Mimo odwiecznych wię zi handlowych i kulturowych z innymi krajami Uzbekistan nie stracił swojej wyją tkowej oryginalnoś ci, dla Europejczykó w (w tym wię kszoś ć Rosjan) zaskoczenie i zachwyt są tu wszę dzie, od oryginalnych form architektonicznych po przyrodę , gdzie wspó ł istnieją pustynie i jasne ogrody.

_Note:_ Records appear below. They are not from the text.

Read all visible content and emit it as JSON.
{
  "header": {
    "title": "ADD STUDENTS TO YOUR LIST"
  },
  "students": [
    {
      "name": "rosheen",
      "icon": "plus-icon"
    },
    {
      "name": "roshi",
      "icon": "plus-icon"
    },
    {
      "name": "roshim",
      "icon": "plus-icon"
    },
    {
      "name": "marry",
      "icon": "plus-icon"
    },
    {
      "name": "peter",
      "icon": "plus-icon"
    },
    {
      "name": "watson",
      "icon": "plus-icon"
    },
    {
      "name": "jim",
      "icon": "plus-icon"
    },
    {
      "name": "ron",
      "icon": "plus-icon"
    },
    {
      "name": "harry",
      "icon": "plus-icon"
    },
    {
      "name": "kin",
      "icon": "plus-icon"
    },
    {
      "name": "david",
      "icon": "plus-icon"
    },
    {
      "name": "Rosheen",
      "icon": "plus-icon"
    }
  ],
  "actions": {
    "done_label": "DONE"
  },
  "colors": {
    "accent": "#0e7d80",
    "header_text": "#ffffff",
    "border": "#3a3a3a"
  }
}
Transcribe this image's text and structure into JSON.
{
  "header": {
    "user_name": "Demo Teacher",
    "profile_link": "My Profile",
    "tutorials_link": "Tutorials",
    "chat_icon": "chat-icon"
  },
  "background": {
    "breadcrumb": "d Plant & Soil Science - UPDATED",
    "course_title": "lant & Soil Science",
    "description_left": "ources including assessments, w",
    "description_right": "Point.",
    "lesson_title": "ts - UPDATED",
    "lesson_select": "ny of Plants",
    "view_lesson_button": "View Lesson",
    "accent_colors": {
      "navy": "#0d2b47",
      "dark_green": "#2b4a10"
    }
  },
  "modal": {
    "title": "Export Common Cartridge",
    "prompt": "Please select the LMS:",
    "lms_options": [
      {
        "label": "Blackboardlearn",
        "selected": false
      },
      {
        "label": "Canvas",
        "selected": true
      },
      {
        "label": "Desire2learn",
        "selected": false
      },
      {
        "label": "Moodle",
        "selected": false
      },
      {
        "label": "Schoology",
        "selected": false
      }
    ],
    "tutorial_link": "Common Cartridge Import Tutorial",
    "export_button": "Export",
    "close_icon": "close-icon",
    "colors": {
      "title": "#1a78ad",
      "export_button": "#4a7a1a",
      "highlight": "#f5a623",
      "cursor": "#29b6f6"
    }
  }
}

Nie pró buj szukać tras w wygodnych autobusach z „szerokim” programem wycieczek, uwierz mi, to tylko nudna okł adka ś wiata, któ ra moż e się przed tobą otworzyć w rzeczywistoś ci. Orientalny bazar, wczesne spacery po sennym starym mieś cie, gorą ca herbata pod wielkimi poł udniowymi gwiazdami, znana goś cinnoś ć , a smukł e minarety i stuletni kurz na brukowanych ulicach sł uż ą jako dekoracje tego wszystkiego.